Islam sebagai agama mayoritas di Indonesia, sangat menjunjung tinggi ibadah bederma seperti yang dinyatakan dalam Surat Ali Imran ayat 92: “”Kamu sekali-sekali tidak sampai kepada kebajikan yang sempurna sebelum kamu menafkahkan sebagian harta yang kamu cintai””. Lebih jauh juga dapat dilihat dari Surat al-Fajr ayat 15-20: “”Ada pun manusia apabila Tuhannya mengujinya lalu dimuliakan-Nya dan diberi-Nya kesenangan, maka ia berkata: “Tuhanku telah memuliakanku”.
Adapun bila Tuhannya mengujinya lalu membatasi rezekinya maka ia berkata: “Tuhanku menghinakanku”. Sekali-kali tidak demikian, sebenarnya karena kamu tidak memuliakan anak yatim; dan kamu tidak saling mengajak memberi makan orang miskin; dan kamu memakan harta warisan dengan cara mencampur adukkan yang halal dan yang batil; dan kamu mencintai harta benda dengan kecintaan yang berlebihan””.
Tradisi bederma yang luar biasa juga dicontohkan oleh sahabat-sahabat Rasulullah SAW, di antaranya adalah Usman bin Affan RA. Beliau pernah ditanya oleh sahabatnya dalam kaitannya dengan kesenangannya membantu orang melalui kekayaan yang senantiasa melimpah dari usahanya, beliau mengatakan:
“”Aku ingin meninggalkan dunia sebelum ditinggalkan oleh dunia. Karena itu aku senantiasa berupaya untuk menjadikan yang dilimpahkan oleh Allah kepadaku ini bermanfaat untuk hidup di dunia ini dan sekaligus menjadi bekal untuk kehidupan kekalku di akhirat kelak””.
Realitas bederma di Amerika
Sebagai perbandingan dan sekaligus juga sebagai bahan pelajaran, ada baiknya kita melihat tradisi bederma di negara maju, misalnya seperti Amerika.
BusinessWeek, majalah bisnis terkemuka di Amerika, dalam edisi 1 Desember 2003 mengupas tuntas perkembangan terakhir tradisi bederma yang dilakukan oleh orang-orang kaya dan perusahaan-perusahaan besar di Amerika.
Majalah ini juga meranking para dermawan yg terdiri dari perorangan maupun perusahaan berdasarkan data-data publik, siaran pers, dokumen yayasan-yayasan, maupun wawancara. Dari hasil survei majalah tersebut didapatkan hasil bahwa dari 50 dermawan terbesar di Amerika, seperti Bill Gates, George Soros, dan lain-lainnya, total dana yang mereka sumbangkan ke yayasan-yayasan sosial berjumlah sekitar Rp 500 triliun!
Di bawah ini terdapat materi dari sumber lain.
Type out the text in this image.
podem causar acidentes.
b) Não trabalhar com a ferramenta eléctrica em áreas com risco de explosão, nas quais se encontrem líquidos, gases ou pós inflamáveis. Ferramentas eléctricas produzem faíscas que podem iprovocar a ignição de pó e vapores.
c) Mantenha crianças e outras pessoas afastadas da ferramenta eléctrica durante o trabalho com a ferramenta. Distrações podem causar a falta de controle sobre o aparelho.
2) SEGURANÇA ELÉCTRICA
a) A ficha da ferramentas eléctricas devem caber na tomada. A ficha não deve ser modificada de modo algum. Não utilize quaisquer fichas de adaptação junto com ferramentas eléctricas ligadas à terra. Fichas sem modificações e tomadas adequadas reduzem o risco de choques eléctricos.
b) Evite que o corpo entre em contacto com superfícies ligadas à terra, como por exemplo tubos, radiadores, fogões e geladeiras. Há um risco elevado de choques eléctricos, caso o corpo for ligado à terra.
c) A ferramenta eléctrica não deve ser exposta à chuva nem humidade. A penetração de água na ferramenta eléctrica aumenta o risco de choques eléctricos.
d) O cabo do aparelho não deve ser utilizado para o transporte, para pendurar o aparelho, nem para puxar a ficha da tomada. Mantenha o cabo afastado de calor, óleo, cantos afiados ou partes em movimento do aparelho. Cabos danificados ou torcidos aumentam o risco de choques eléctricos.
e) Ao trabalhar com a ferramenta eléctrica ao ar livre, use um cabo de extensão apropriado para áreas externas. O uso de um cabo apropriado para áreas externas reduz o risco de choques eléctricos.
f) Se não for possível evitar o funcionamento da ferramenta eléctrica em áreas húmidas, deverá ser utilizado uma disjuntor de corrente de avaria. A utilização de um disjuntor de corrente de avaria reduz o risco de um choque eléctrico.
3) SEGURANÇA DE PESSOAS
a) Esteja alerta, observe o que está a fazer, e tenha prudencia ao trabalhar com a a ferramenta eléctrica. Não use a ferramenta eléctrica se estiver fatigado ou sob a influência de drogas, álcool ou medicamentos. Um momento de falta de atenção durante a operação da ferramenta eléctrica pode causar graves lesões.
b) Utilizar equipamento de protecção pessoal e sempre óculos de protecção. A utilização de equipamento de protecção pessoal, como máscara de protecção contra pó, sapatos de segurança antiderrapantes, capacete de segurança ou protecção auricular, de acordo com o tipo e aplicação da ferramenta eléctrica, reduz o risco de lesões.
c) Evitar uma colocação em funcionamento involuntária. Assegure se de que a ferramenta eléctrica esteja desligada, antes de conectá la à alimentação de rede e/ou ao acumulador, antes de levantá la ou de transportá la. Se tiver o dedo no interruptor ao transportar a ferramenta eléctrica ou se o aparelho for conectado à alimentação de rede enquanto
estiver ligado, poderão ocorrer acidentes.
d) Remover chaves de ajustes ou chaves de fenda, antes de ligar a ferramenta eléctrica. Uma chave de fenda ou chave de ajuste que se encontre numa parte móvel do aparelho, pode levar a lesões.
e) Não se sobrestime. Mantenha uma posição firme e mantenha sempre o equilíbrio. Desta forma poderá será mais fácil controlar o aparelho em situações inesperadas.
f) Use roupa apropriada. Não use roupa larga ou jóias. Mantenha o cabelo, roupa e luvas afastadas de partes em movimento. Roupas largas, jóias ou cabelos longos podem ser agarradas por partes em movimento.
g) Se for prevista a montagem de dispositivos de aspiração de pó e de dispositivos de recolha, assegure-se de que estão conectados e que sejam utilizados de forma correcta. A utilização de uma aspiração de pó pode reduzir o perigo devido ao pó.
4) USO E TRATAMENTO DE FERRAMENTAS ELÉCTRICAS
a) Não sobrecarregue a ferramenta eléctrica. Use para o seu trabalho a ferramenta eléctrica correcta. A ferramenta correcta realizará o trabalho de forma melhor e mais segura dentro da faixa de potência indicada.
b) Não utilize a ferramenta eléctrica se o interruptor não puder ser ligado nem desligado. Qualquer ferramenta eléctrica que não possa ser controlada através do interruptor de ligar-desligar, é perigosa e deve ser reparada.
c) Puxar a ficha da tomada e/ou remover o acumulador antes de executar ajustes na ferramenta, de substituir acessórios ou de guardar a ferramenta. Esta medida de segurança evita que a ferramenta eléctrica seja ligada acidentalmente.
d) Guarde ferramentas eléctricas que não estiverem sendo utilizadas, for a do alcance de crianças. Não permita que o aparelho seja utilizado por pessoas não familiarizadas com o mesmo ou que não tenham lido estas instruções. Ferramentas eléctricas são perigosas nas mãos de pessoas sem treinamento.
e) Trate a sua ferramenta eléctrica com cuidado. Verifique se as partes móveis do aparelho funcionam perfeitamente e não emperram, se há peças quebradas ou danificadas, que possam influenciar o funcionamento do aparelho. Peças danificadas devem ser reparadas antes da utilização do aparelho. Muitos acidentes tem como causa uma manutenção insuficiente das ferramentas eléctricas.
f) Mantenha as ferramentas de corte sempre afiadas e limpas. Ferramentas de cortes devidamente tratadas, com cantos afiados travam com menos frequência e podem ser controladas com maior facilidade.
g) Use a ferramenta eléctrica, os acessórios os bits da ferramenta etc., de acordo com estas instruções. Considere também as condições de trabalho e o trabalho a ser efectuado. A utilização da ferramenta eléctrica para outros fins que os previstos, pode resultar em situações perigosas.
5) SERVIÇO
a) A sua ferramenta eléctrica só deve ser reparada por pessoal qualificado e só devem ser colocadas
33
Dihitung secara rata-rata, rasio perbandingan antara dana yang disumbangkan dengan kekayaan mereka saat ini adalah 67 persen, yang artinya mereka menyumbang rata-rata lebih dari 40 persen harta mereka! Islam menganjurkan untuk bederma secara diam-diam. Hal ini sesuai pernyataan Rasulullah SAW dalam sebuah hadis:
“”Jika tangan kananmu bederma sebaiknya tangan kirimu tidak mengetahui””.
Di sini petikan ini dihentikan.